Muffin is a 3-year-old lovely little pug, that initially presented to her primary care veterinarian following a few days of tummy upset, having some vomiting, diarrhoea and turning down her supper.
She was admitted to hospital, and while she responded to the initial supportive care, including intravenous fluids and anti-nausea medications, she suddenly took a turn for the worse. She started to have difficulty breathing, and anaemia (a low red blood cell count). Pneumonia was suspected.
A chest radiograph (xray) showed fluid in her chest, and transfer to the London Vet Specialists (LVS) team of experts was elected. She was swiftly cared for, oxygen provided, and a blood transfusion elected to make her stronger.
A CT scan (a three-dimensional xray that provides superior detail of the chest cavity) was performed by our imaging specialist, Dr. Ian Jones. The result was definitely unexpected! A linear object consistent with a piece of wood or stick was found in the right side of her thorax! See the CT images below with arrow heads highlighting the offending object.
Muffin was swiftly transferred to the care of the LVS surgical team (including Dr Janet Mcclaran, surgical intern Dr Fabio Esposito, surgical nurse Holly Brown, and the anaesthesia team led by specialist Dr David Neilson) for emergency intervention and the delicate operation to remove the stick.
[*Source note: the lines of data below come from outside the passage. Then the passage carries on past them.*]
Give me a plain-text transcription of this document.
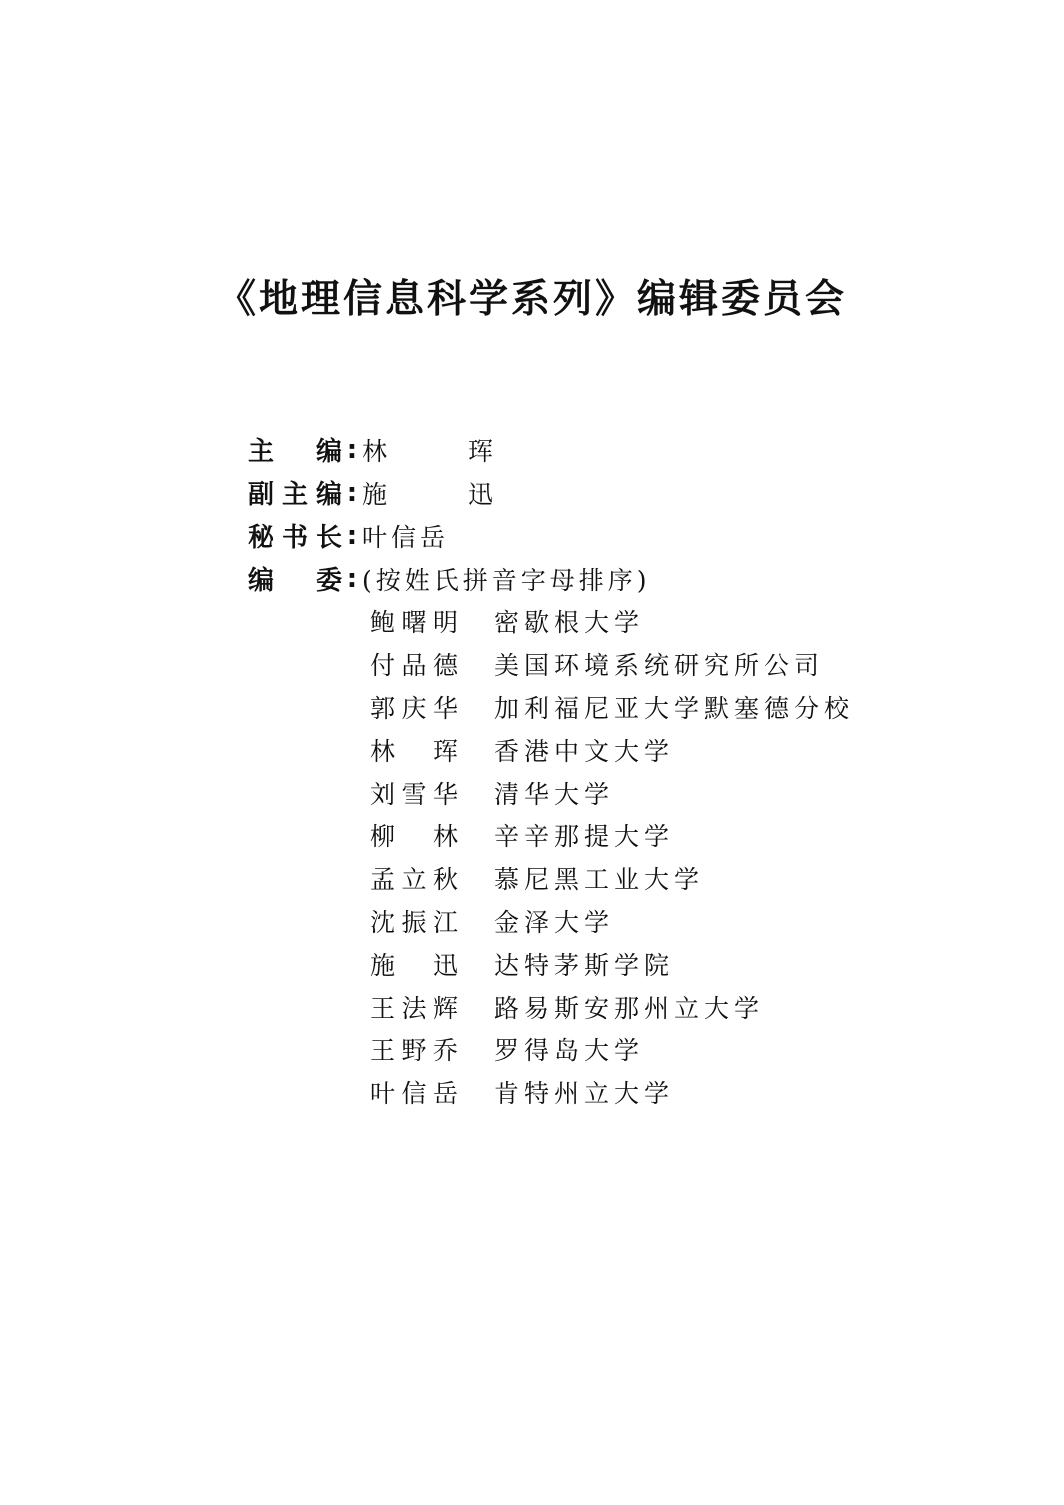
《地理信息科学系列》编辑委员会
主　编 : 林　珲
副主编 : 施　迅
秘书长 : 叶信岳
编　委 : (按姓氏拼音字母排序)
鲍曙明 密歇根大学
付品德 美国环境系统研究所公司
郭庆华 加利福尼亚大学默塞德分校
林　珲 香港中文大学
刘雪华 清华大学
柳　林 辛辛那提大学
孟立秋 慕尼黑工业大学
沈振江 金泽大学
施　迅 达特茅斯学院
王法辉 路易斯安那州立大学
王野乔 罗得岛大学
叶信岳 肯特州立大学
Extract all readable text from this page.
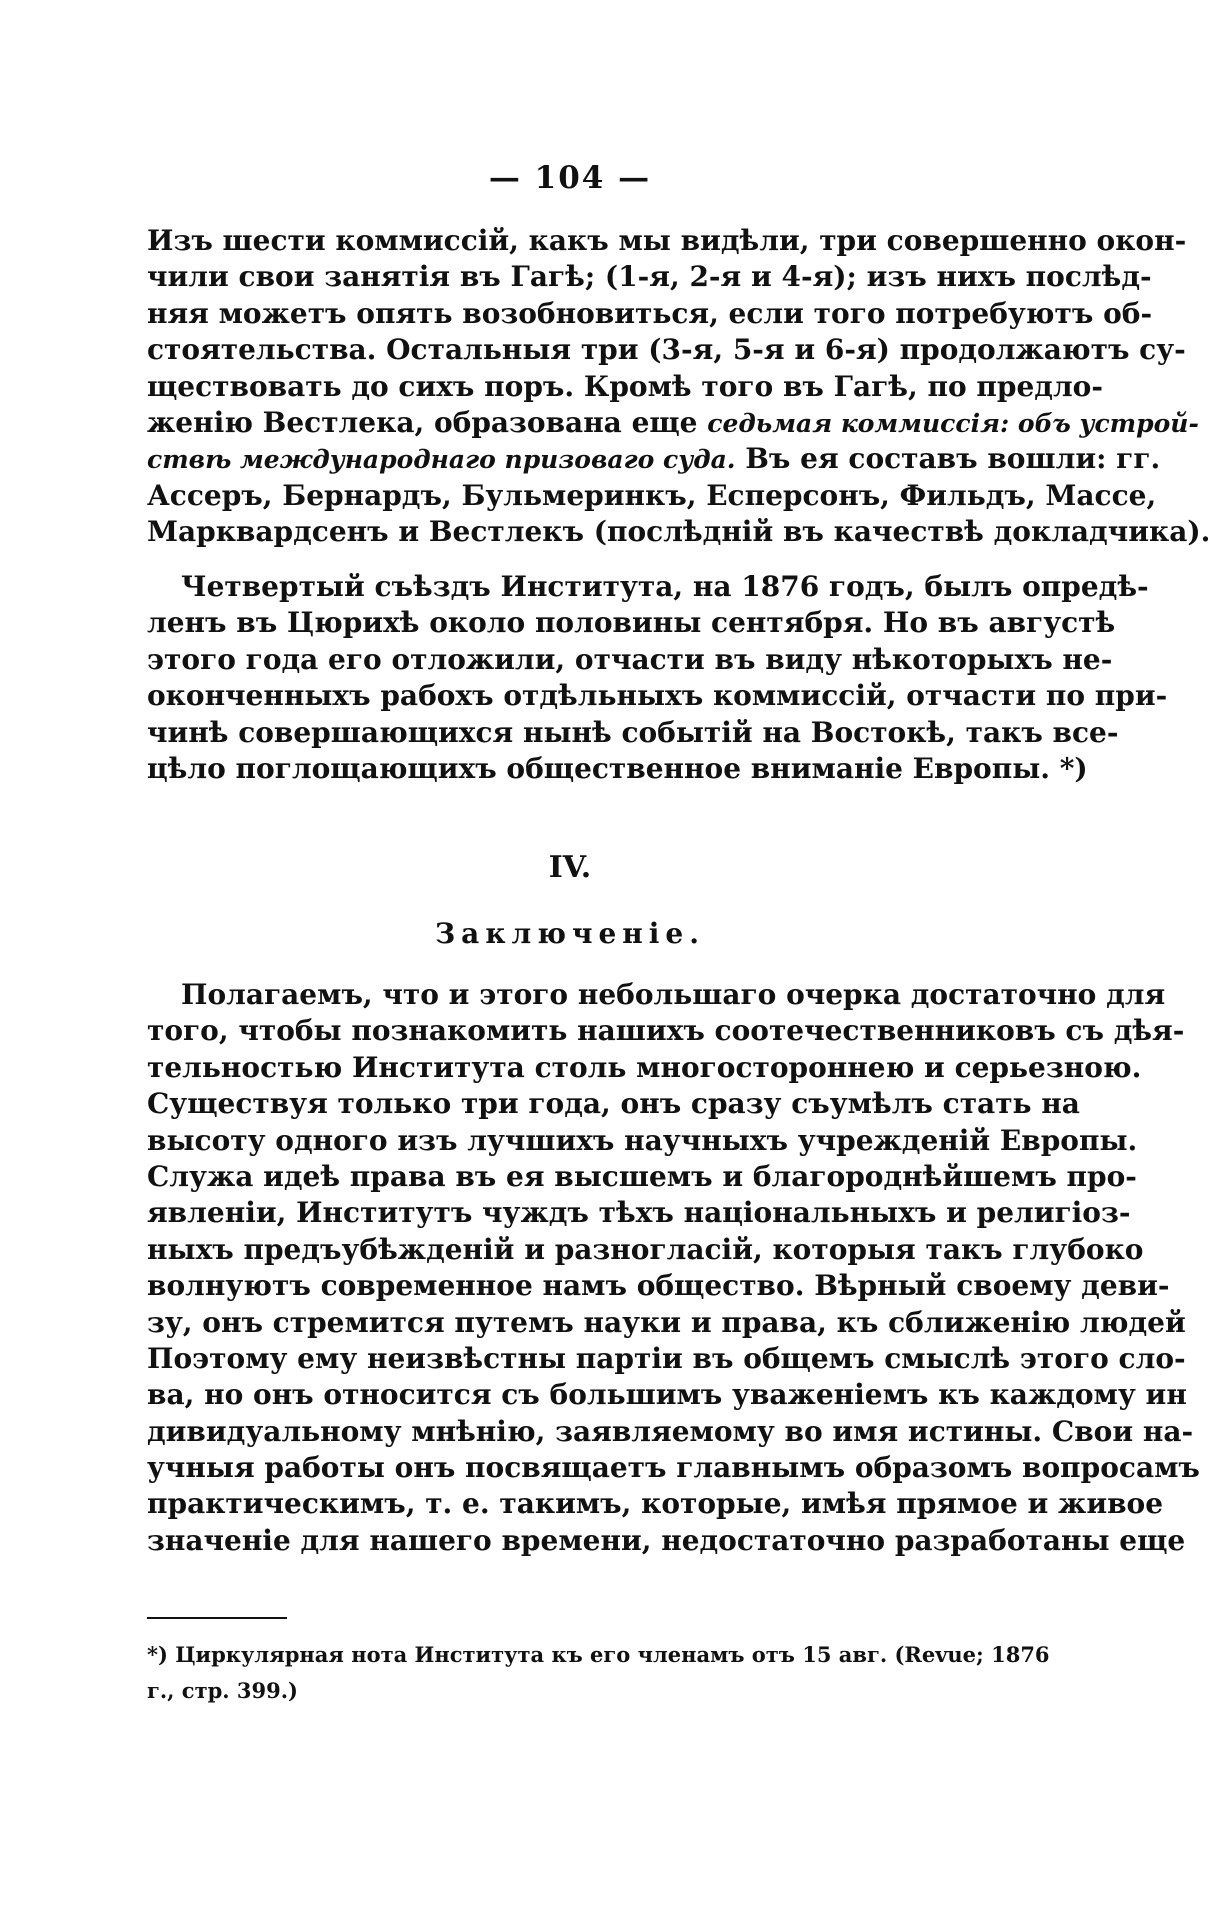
— 104 —
Изъ шести коммиссій, какъ мы видѣли, три совершенно окон-
чили свои занятія въ Гагѣ; (1-я, 2-я и 4-я); изъ нихъ послѣд-
няя можетъ опять возобновиться, если того потребуютъ об-
стоятельства. Остальныя три (3-я, 5-я и 6-я) продолжаютъ су-
ществовать до сихъ поръ. Кромѣ того въ Гагѣ, по предло-
женію Вестлека, образована еще седьмая коммиссія: объ устрой-
ствѣ международнаго призоваго суда. Въ ея составъ вошли: гг.
Ассеръ, Бернардъ, Бульмеринкъ, Есперсонъ, Фильдъ, Массе,
Марквардсенъ и Вестлекъ (послѣдній въ качествѣ докладчика).
Четвертый съѣздъ Института, на 1876 годъ, былъ опредѣ-
ленъ въ Цюрихѣ около половины сентября. Но въ августѣ
этого года его отложили, отчасти въ виду нѣкоторыхъ не-
оконченныхъ рабохъ отдѣльныхъ коммиссій, отчасти по при-
чинѣ совершающихся нынѣ событій на Востокѣ, такъ все-
цѣло поглощающихъ общественное вниманіе Европы. *)
IV.
Заключеніе.
Полагаемъ, что и этого небольшаго очерка достаточно для
того, чтобы познакомить нашихъ соотечественниковъ съ дѣя-
тельностью Института столь многостороннею и серьезною.
Существуя только три года, онъ сразу съумѣлъ стать на
высоту одного изъ лучшихъ научныхъ учрежденій Европы.
Служа идеѣ права въ ея высшемъ и благороднѣйшемъ про-
явленіи, Институтъ чуждъ тѣхъ національныхъ и религіоз-
ныхъ предъубѣжденій и разногласій, которыя такъ глубоко
волнуютъ современное намъ общество. Вѣрный своему деви-
зу, онъ стремится путемъ науки и права, къ сближенію людей
Поэтому ему неизвѣстны партіи въ общемъ смыслѣ этого сло-
ва, но онъ относится съ большимъ уваженіемъ къ каждому ин
дивидуальному мнѣнію, заявляемому во имя истины. Свои на-
учныя работы онъ посвящаетъ главнымъ образомъ вопросамъ
практическимъ, т. е. такимъ, которые, имѣя прямое и живое
значеніе для нашего времени, недостаточно разработаны еще
*) Циркулярная нота Института къ его членамъ отъ 15 авг. (Revue; 1876
г., стр. 399.)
Foreign material such as sticks or kabobs may enter the chest cavity from an external penetrating injury (such as running into a tree!) but more commonly, foreign material migrates into the chest, through the diaphragm, after a stick is ingested and then perforates (makes a hole) tunnelling out of the gastrointestinal tract. . In Muffin’s case surgery was initiated in her abdomen and a small penetrating wound was found in the duodenum (small intestine) where the stick exited and then crossed her diaphragm and entered the chest cavity.
A window into the chest was created through the diaphragmatic and the chest cavity was carefully inspected. As suspected, a wooden skewer was found between her right lung lobes, but very luckily for Muffin, it had not damaged her lungs, heart, or any of the major blood vessels such as the aorta or vena cava. See photos of the kabob stick being removed from Muffin, below.
Muffin showed all her strength during the recovery and after several days of close monitoring and recovery with the LVS team, she was able to return to her family after just few days of hospitalization.
The LVS staff was delighted to see Muffin again for her last post-operative check (see photo below). She looked very energetic, and back to her happy pug self! We wish her all the best and have advised against any future late night cheeky kabobs!